Adrian Delia’s call to Maltese people “to stand up to foreigners” is the pits. It is the lowest point a politician can reach when they seek to split the community into subsets, creating division and drumming up the hate for the vulnerable.

There have been signs the PN was going to lurch to the right since Adrian Delia showed up a year ago campaigning like a thug. Those angry, burly men barking at anyone who dared question or doubt were never going to sit down to discuss the subtleties of integration, moderation and solidarity.

The discourse on the need for security is covered by the oldest excuse of any racist: ‘I am not racist’. But ‘something’ must be done.

The leadership’s official candidate for the MEP elections, Dione Borg, microphone in hand kept one foot in his heritage of a party reporter even as his other foot was touring festas. He visited Ħamrun worried, apparently, about the security risk of black men and women setting up businesses and selling products from their countries of origin. Oh what are we ever going to do now you can buy cheap plantain chips in Ħamrun for a fifth of the price Arkadia sells them for?

The dramatic reporting of street brawling is putting a racial and racist spin on everyday occurences. Somehow the exact same set of actions committed by black people is more dangerous to innocent bystanders than those committed by white people.

This is truly appalling. The usual suspects will say this is another unmissed opportunity to harm the prospects of Adrian Delia’s leadership of the PN. I have been somehow elected to the pantheon of backstabbers by the Kull Ħadd cartoonist too (rather flatteringly I might add).

I could never be part of a political party that exploits fear of ‘foreigners’ to mobilise partisan support. This is not about Adrian Delia or factions in the PN. It was not just Dione Borg applauding at the Tarxien party club last Sunday. Michael Briguglio, another PN MEP candidate but with a splendid pedigree of civil society activism, stood in Tarxien applauding this abhorrent rhetoric too. That I cannot explain.

Nickie Vella de Fremaux publicly contradicted her husband on Facebook. She said he should not have included the abandoned baby story in his evidence pack to prove the country has lost its soul. It seems to me that for his wife, Adrian Delia’s error was in including the actions of a white mother. Had this been an abandoned black baby we would be making no exceptions.

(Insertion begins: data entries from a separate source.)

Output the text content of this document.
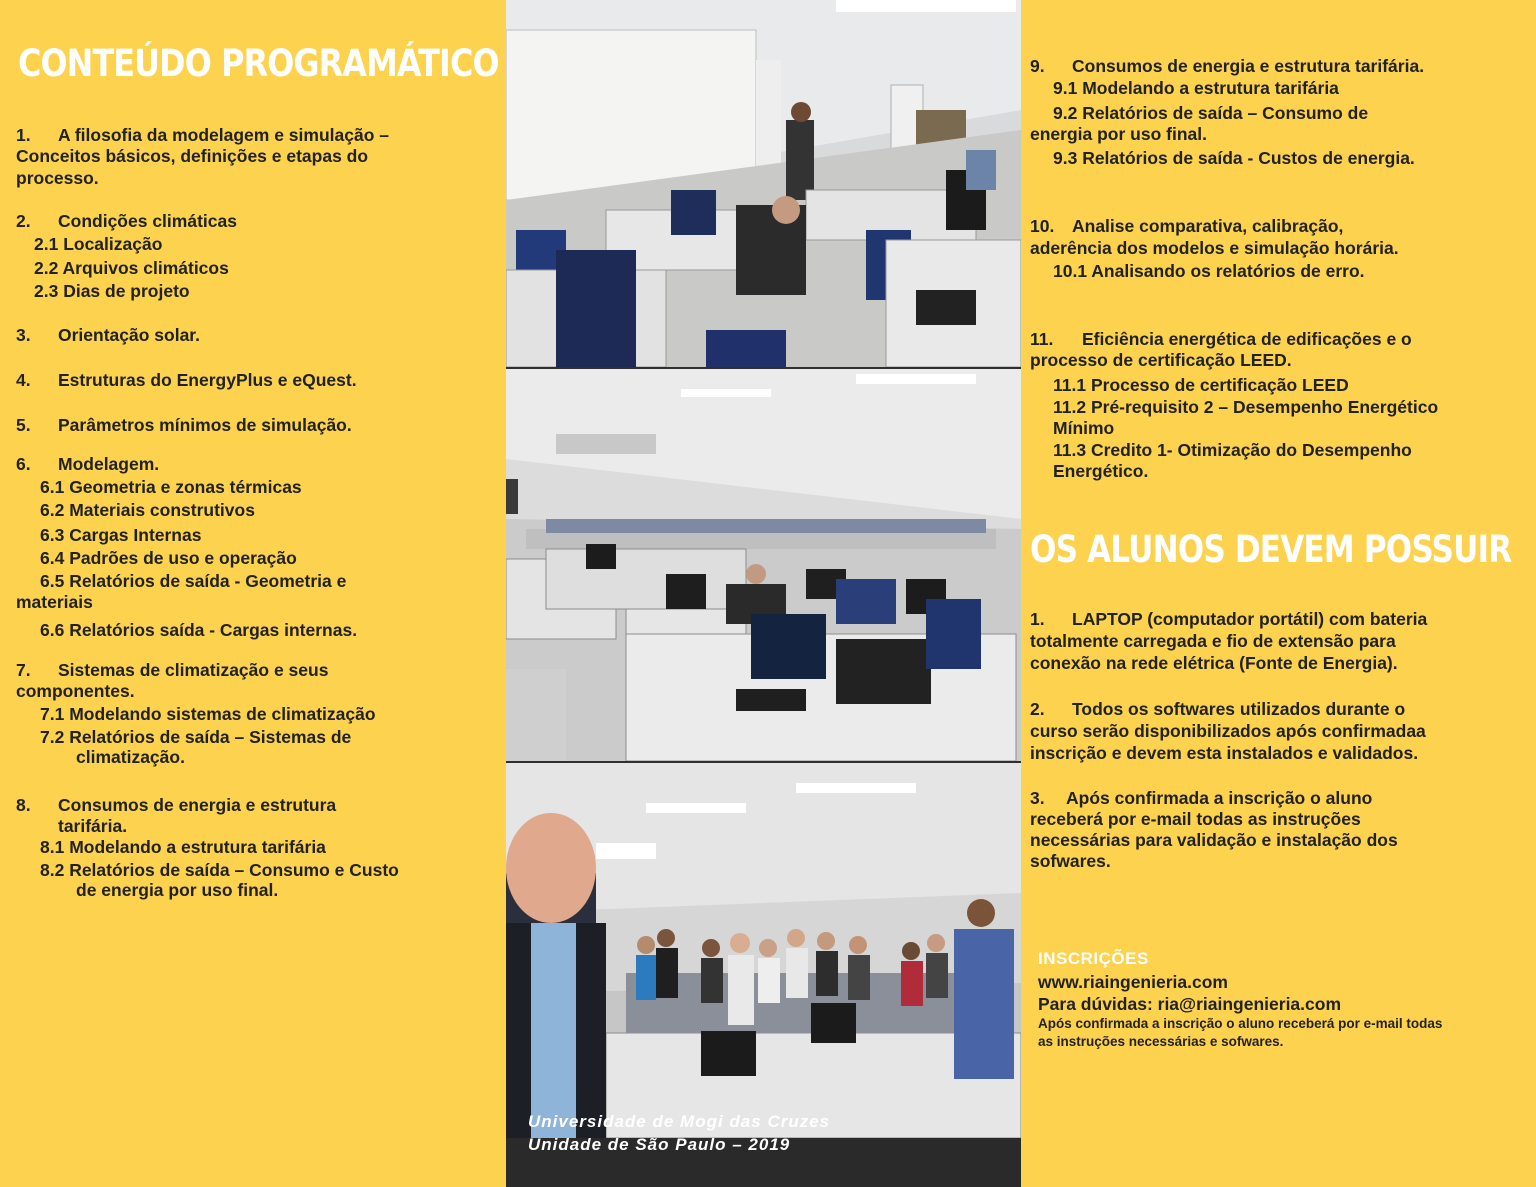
CONTEÚDO PROGRAMÁTICO

1. A filosofia da modelagem e simulação –

Conceitos básicos, definições e etapas do

processo.

2. Condições climáticas

2.1 Localização

2.2 Arquivos climáticos

2.3 Dias de projeto

3. Orientação solar.

4. Estruturas do EnergyPlus e eQuest.

5. Parâmetros mínimos de simulação.

6. Modelagem.

6.1 Geometria e zonas térmicas

6.2 Materiais construtivos

6.3 Cargas Internas

6.4 Padrões de uso e operação

6.5 Relatórios de saída - Geometria e

materiais

6.6 Relatórios saída - Cargas internas.

7. Sistemas de climatização e seus

componentes.

7.1 Modelando sistemas de climatização

7.2 Relatórios de saída – Sistemas de

climatização.

8. Consumos de energia e estrutura

tarifária.

8.1 Modelando a estrutura tarifária

8.2 Relatórios de saída – Consumo e Custo

de energia por uso final.

Universidade de Mogi das Cruzes

Unidade de São Paulo – 2019

9. Consumos de energia e estrutura tarifária.

9.1 Modelando a estrutura tarifária

9.2 Relatórios de saída – Consumo de

energia por uso final.

9.3 Relatórios de saída - Custos de energia.

10. Analise comparativa, calibração,

aderência dos modelos e simulação horária.

10.1 Analisando os relatórios de erro.

11. Eficiência energética de edificações e o

processo de certificação LEED.

11.1 Processo de certificação LEED

11.2 Pré-requisito 2 – Desempenho Energético

Mínimo

11.3 Credito 1- Otimização do Desempenho

Energético.

OS ALUNOS DEVEM POSSUIR

1. LAPTOP (computador portátil) com bateria

totalmente carregada e fio de extensão para

conexão na rede elétrica (Fonte de Energia).

2. Todos os softwares utilizados durante o

curso serão disponibilizados após confirmadaa

inscrição e devem esta instalados e validados.

3. Após confirmada a inscrição o aluno

receberá por e-mail todas as instruções

necessárias para validação e instalação dos

sofwares.

INSCRIÇÕES

www.riaingenieria.com

Para dúvidas: ria@riaingenieria.com

Após confirmada a inscrição o aluno receberá por e-mail todas

as instruções necessárias e sofwares.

NGOs working with refugees, the rare exception to the fashionable soullessness of our society, though not the soullessness Adrian Delia means, did not mince words. The Leader of the Opposition’s pandering to the basest racist attitude is utterly revolting.

This politics is based on slander: attributing collective guilt to people because “they are foreign”. It is based on vagueness: demanding ‘something’ is done when the specifics are too atrocious to say aloud. It is based on error: that by somehow isolating poor black people, the lives of poor white people can somehow be improved. It relies on danger: that as is happening in Italy in the shadow of that vile role model Matteo Salvini, people take up the cue for irrational actions, first breaking the intuitive bonds of solidarity but proceed to indulge in irrational hostility, even violence.

Therese Commodini Cachia in a Facebook post a few minutes ago did not directly attack her party leader. She did share the highly critical statement by NGOs and she appealed for the removal of race from political discourse unless this is of factual relevance.

That has been the policy of the PN for as long as I remember. As far as I can figure out the policy of the PN has never been different. The PN is not returning to its roots: it’s well and truly abandoning them.

If politics is to be a force for good, it will not choose between people when seeking to build a just society. Racism is unjust. It must be fought.